I'd also recommend running the built in hardware diagnostics
Boot to F11 on Dell Splash screen, selecting Boot Manager -> System Utilities -> Launch Dell Diagnostics. Note any messages and continue testing.
If you still have the SBE error, split the DIMMs in A1 and A5 to different slots:
Can you confirm you have slots A1, A5, A2, A6, A3, A7 and A4, A8 populated?
Swap:
A1 with A2
A5 with A8
Clear the SEL log and run diags again to check results.
Memory slot numbers:
https://dell.to/3vHuVpo
beauars21
4 Posts
0
October 25th, 2021 14:00
We are on bios version 2.2 (from 2014) and smbios version 2.7. We'll get that updated.
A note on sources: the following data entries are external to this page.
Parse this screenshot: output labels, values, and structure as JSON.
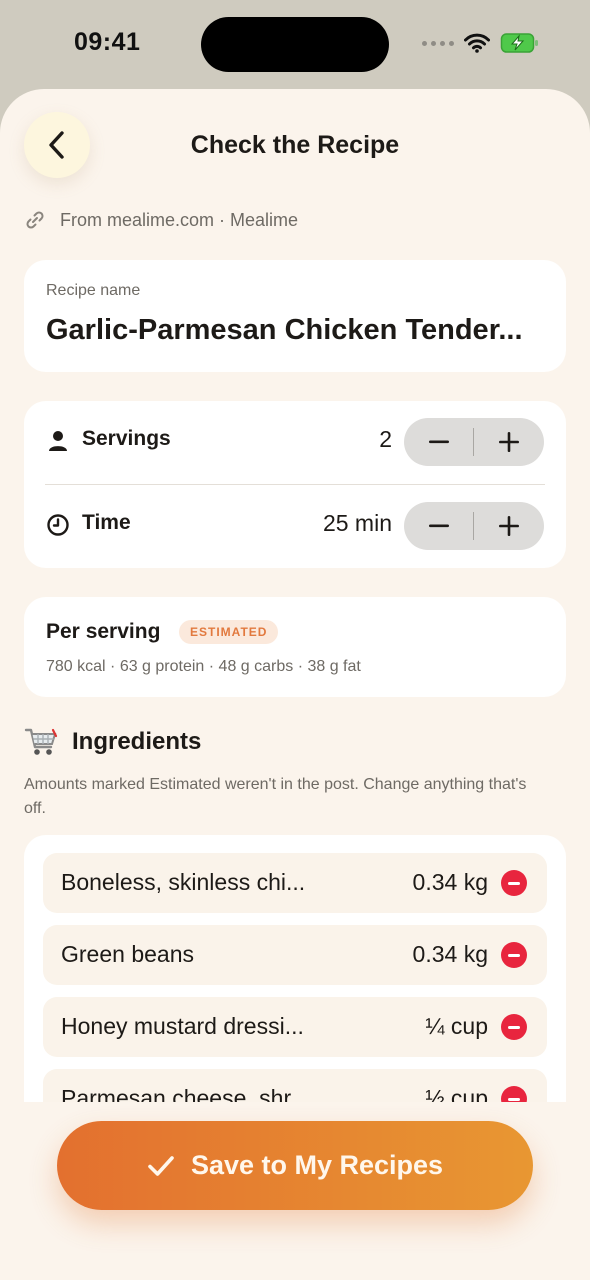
{
  "status_bar": {
    "time": "09:41"
  },
  "header": {
    "title": "Check the Recipe"
  },
  "source": {
    "text": "From mealime.com · Mealime"
  },
  "recipe_name": {
    "label": "Recipe name",
    "value": "Garlic-Parmesan Chicken Tender..."
  },
  "servings": {
    "label": "Servings",
    "value": "2"
  },
  "time": {
    "label": "Time",
    "value": "25 min"
  },
  "per_serving": {
    "title": "Per serving",
    "badge": "ESTIMATED",
    "stats": "780 kcal · 63 g protein · 48 g carbs · 38 g fat"
  },
  "ingredients": {
    "title": "Ingredients",
    "note": "Amounts marked Estimated weren't in the post. Change anything that's off.",
    "items": [
      {
        "name": "Boneless, skinless chi...",
        "amount": "0.34 kg"
      },
      {
        "name": "Green beans",
        "amount": "0.34 kg"
      },
      {
        "name": "Honey mustard dressi...",
        "amount": "¼ cup"
      },
      {
        "name": "Parmesan cheese, shr...",
        "amount": "½ cup"
      }
    ]
  },
  "save_button": {
    "label": "Save to My Recipes"
  },
  "colors": {
    "accent_start": "#e3702f",
    "accent_end": "#e89732",
    "remove": "#e8253e",
    "badge_text": "#e2793e"
  }
}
Yes, our memory setup meets the guidelines.
The same error is appearing in the event viewer with a timestamp right after we booted up. I assume that's where the open manage is getting its info?
It's a production server so we don't have much time to take it down and test stuff but we'll try your plan to swap sticks in A1 and A5 with A2 and A8. Also, we bought 2 replacement DIMMs but only put one in. Should we use the 2nd new DIMM too?
DELL-Joey C
Moderator
•
4.2K Posts
•
20.9K Points
0
October 25th, 2021 19:00
Hi @beauars21,
OpenManage gets it's event logs from both OS and the LifeCycle Controller. Try clearing the logs in iDRAC/LCC. Majority of memory error will be cleared after BIOS update, unless it's a mainboard slot issue. After you have updated the BIOS and cleared the logs, try swapping the memory as suggested and check if the issue persist. Sometimes, drain power can too help clear the error, try - Hard Reset https://dell.to/3pCzYqb
Leave the new replacement DIMM as a spare since you have 2, 1 is already installed.
Ultimately, if you have done most of the troubleshooting as the suggested above and you still have the error, you might a mainboard replacement since this is a production server and would not want any disruption.